The report will also recommend barring standardized testing for students in prekindergarten through second grade and ensuring that the English and math assessment exams will not be used against students when it comes to grade promotion or appear on their permanent records.
For the time being, students would take both the new Common Core Regents exams and the old ones, with the highest score counting, the report recommends, according to sources.
And it would give districts flexibility to waive certain testing for the severely disabled and those for whom English is a second language.
The sources say the report also recommends creating online resources and toolkits for parents to help them work with their kids at home and calls for local community events and the dissemination of materials through schools, non-profit groups, libraries and other partners.

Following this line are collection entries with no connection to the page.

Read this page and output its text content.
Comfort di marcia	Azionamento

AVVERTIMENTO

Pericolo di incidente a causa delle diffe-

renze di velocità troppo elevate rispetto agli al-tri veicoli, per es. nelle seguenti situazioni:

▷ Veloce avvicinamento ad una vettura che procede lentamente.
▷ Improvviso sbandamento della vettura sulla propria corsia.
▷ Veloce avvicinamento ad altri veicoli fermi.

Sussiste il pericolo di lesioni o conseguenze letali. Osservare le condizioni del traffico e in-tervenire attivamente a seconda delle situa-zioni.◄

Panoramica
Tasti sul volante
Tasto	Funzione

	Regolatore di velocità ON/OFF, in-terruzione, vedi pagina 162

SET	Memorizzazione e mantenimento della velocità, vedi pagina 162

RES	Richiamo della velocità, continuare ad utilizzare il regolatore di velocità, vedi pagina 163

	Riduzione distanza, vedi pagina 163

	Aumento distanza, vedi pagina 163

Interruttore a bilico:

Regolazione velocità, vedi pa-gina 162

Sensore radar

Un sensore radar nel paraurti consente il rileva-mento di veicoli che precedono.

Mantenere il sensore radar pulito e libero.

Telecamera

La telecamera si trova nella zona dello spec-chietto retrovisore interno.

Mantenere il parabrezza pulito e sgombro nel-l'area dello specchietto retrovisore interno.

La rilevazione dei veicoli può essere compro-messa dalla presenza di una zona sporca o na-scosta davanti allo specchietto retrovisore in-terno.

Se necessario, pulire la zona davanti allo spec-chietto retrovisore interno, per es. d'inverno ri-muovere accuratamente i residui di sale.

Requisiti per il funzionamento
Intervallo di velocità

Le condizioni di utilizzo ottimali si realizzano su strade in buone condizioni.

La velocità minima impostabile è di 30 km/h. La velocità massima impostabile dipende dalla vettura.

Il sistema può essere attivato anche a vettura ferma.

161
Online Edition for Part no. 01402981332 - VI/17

In addition, the report calls for increased professional development opportunities for teachers as well as opportunities for more collaboration among instructors on lesson plans and classroom practices.
The report, the sources say, also urges that teachers get access to the Common Core curriculum as quickly as possible.
And it calls on the state to halt its relationship with inBloom, a private company that would have access to private student data that can be shared. The sources say there is also a recommendation for strict data protection and security requirements.
Many of the recommendations mirror what has already been proposed by the Board of Regents. The report does not recommend delaying the teacher evaluation process as some legislators want, though it does back the Regents decision to delay by five-years requiring passage of Common Core Regents exams in order to graduate. The new standards will take affect for the class of 2022.
The report comes out a day before the Legislature is set to consider whether to reappoint four members of the Board of Regents. The normally staid process is expected to be contentious because of anger over the Regents' missteps in implementing the Common Core.
The tests will still count for school ratings and teacher evaluations, but they're going to limit test prep to 2% of instructional time?
Oh, yeah - I'm sure that'll happen.
So long as the tests remain high stakes for schools and teachers, there is going to be an inordinate amount of test prep taking away from instructional time.
That's the reality, no matter what jive Cuomo's CCSS panel tries to enshrine into practice.
If they want to get rid of the test prep, they need to get rid of the high stakes attached to the tests.
Since Cuomo is adamant that won't happen, the test prep part of this report is garbage.
I'll have more later - especially about the part about giving both the old AND the new Common Core tests to students.
They want to limit the time spent on testing but they're going to give both the old AND the new tests - that should go swimmingly.